Elie Hirschfeld Leads List of Jewish Luminaries at UN Holocaust Memorial Ceremony
Feb. 22 2018, Updated 3:40 p.m. ET
Iconic New York developer and longtime supporter of the State of Israel, Elie Hirschfeld supported a list of luminaries in attendance at the United Nations Holocaust Memorial Ceremony on January 31.
Hirschfeld, was extended an invitation to the ceremony in the General Assembly Hall by, Danny Danon, the Permanent Representative of Israel to the United Nations.
“Ambassador Danon is a man I have admired for many years for securing projects to promote the development and welfare of the people of the Jewish home state,” said Hirschfeld.
“It was an honor to be invited to such an important event for Jewish people.”

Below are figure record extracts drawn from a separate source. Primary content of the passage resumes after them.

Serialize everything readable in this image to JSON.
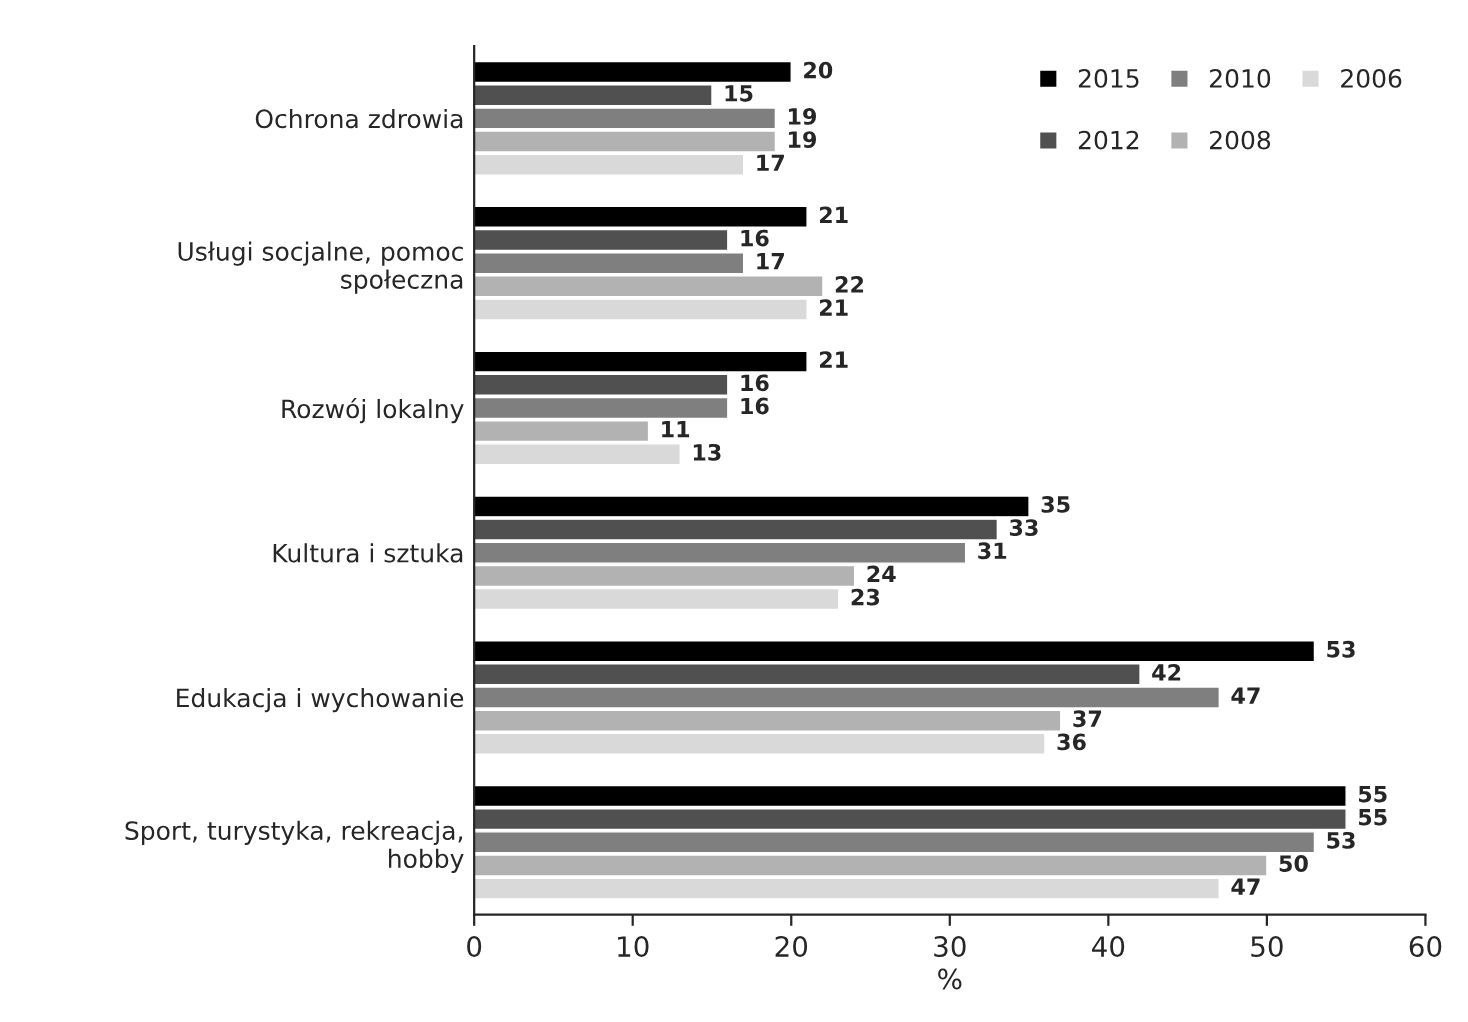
{
  "chart_data": {
    "type": "bar",
    "orientation": "horizontal",
    "xlabel": "%",
    "categories": [
      "Ochrona zdrowia",
      "Usługi socjalne, pomoc\nspołeczna",
      "Rozwój lokalny",
      "Kultura i sztuka",
      "Edukacja i wychowanie",
      "Sport, turystyka, rekreacja,\nhobby"
    ],
    "series": [
      {
        "name": "2015",
        "color": "#000000",
        "values": [
          20,
          21,
          21,
          35,
          53,
          55
        ]
      },
      {
        "name": "2012",
        "color": "#505050",
        "values": [
          15,
          16,
          16,
          33,
          42,
          55
        ]
      },
      {
        "name": "2010",
        "color": "#7f7f7f",
        "values": [
          19,
          17,
          16,
          31,
          47,
          53
        ]
      },
      {
        "name": "2008",
        "color": "#b2b2b2",
        "values": [
          19,
          22,
          11,
          24,
          37,
          50
        ]
      },
      {
        "name": "2006",
        "color": "#d9d9d9",
        "values": [
          17,
          21,
          13,
          23,
          36,
          47
        ]
      }
    ],
    "xlim": [
      0,
      60
    ],
    "xticks": [
      0,
      10,
      20,
      30,
      40,
      50,
      60
    ],
    "data_labels": true,
    "legend": "top right",
    "grid": false
  }
}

More than 1000 United Nations’ officials were on hand — along with more than 40 ambassadors — to listen to testimony and personal remembrances of those who were lost, along with those who survived the tragic atrocities of the Holocaust.
“This annual day of commemoration is about the past, but also the future; it is about Jews but also all others who find themselves scapegoated and vilified solely because of who they are,” said United Nations Secretary-General Antonio Guterres.
Moving comments were delivered by Mrs. Eva Lavi, originally from Krakow, Poland, and now a resident of Israel, who survived World War II along with her parents after they were saved by the German industrialist Oskar Schindler.
Lavi told those assembled how Schindler had diverted her and her parents to his factory after they were sent to board a train for the Auschwitz concentration camp. Other members of her extended family were murdered by the Nazis, she said.
“The Holocaust should be a significant warning to what might happen when racism, hatred, violence and anti-Semitism permeate the world,” Lavi said. “At the end of the day, we must learn to live with each other and respect each other. We were all created equal in the image of God.”
Danon bravely used his comments to speak out against legislation under review in Poland that would criminalize apportioning any blame for Holocaust-era anti-Semitic atrocities to Poles.
“We must never allow any legislation to pass that denies the truth and rewrites history,” he said. “As we honor those few brave souls who stood strongly against evil and saved Jews from death, we must not forget those who cooperated with the Nazi evildoers. We will firmly oppose any attempt to distort the truth.”
“He is a man who has led the way in his words and actions to preserve and protect not only the State of Israel — but Jewish people all over the globe,” said Hirschfeld.
“His presence in New York and his role at the United Nations will help make the world a safer and better place.”